Fourteen months after "Terminator 3: Rise of the Machines" had its premiere, development of "T4" is in full swing with the same producers aiming to start shooting next year, said Dennis Higgins, a spokesman for financing partner Intermedia.
Talks also are under way with "Terminator 3" director Jonathan Mostow to return for the next sequel, and he is overseeing the draft of a script by writers John Brancato and Michael Ferris, who shared screenplay credits on the last film, Higgins said.
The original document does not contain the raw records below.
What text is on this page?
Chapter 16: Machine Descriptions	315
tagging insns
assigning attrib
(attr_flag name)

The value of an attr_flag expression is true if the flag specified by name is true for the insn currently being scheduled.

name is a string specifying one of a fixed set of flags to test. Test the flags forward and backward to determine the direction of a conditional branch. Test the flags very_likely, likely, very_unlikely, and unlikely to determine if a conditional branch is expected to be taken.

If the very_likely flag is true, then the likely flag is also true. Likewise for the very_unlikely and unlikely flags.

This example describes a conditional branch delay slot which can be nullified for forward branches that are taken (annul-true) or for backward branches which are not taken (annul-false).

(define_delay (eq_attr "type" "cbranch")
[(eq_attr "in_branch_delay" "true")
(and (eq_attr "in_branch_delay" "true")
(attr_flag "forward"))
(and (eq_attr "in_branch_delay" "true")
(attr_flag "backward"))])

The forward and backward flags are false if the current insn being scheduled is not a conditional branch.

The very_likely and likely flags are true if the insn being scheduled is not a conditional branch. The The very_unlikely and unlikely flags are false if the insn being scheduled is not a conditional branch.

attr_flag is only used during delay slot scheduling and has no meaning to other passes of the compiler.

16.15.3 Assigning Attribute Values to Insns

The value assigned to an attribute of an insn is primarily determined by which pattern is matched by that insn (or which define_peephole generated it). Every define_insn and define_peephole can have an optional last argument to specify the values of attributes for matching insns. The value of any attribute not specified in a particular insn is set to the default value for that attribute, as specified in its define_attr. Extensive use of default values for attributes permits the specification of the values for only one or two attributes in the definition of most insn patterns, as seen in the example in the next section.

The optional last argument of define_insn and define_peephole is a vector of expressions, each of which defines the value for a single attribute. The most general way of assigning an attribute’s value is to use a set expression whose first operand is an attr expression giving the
The "Terminator" series ranks as one of the most successful film franchises ever. "Terminator 2: Judgment Day," grossed more than $500 million worldwide after its 1991 release, while "T3" generated $430 million at the global box office.
One question producers have is whether Schwarzenegger can tear himself away from the demands of state government long enough to return as the virtually indestructible, lead-slinging cyborg from the future.
The Austrian-born actor-turned-politician clinched a record $30 million salary to reprise his signature film role in "T3."
"We're certainly talking to Arnold and his people," Higgins said. "He obviously has a day job that he has to take into consideration. But we're talking to him."
A source close to the production acknowledged that it was unlikely that Schwarzenegger would be available to star, but said producers hoped that he could play a "minor role."
Schwarzenegger's personal financial advisor Paul Wachter said, "It is not even on our radar screen ... Arnold is signing bills." He did not rule a possible cameo appearance but added, "Is it is realistic that while he is in office, he takes a starring role? Hardly."
Schwarzenegger, who assumed office as governor in November, has said he would put his Hollywood career on hold while in office and focus on the business of the state.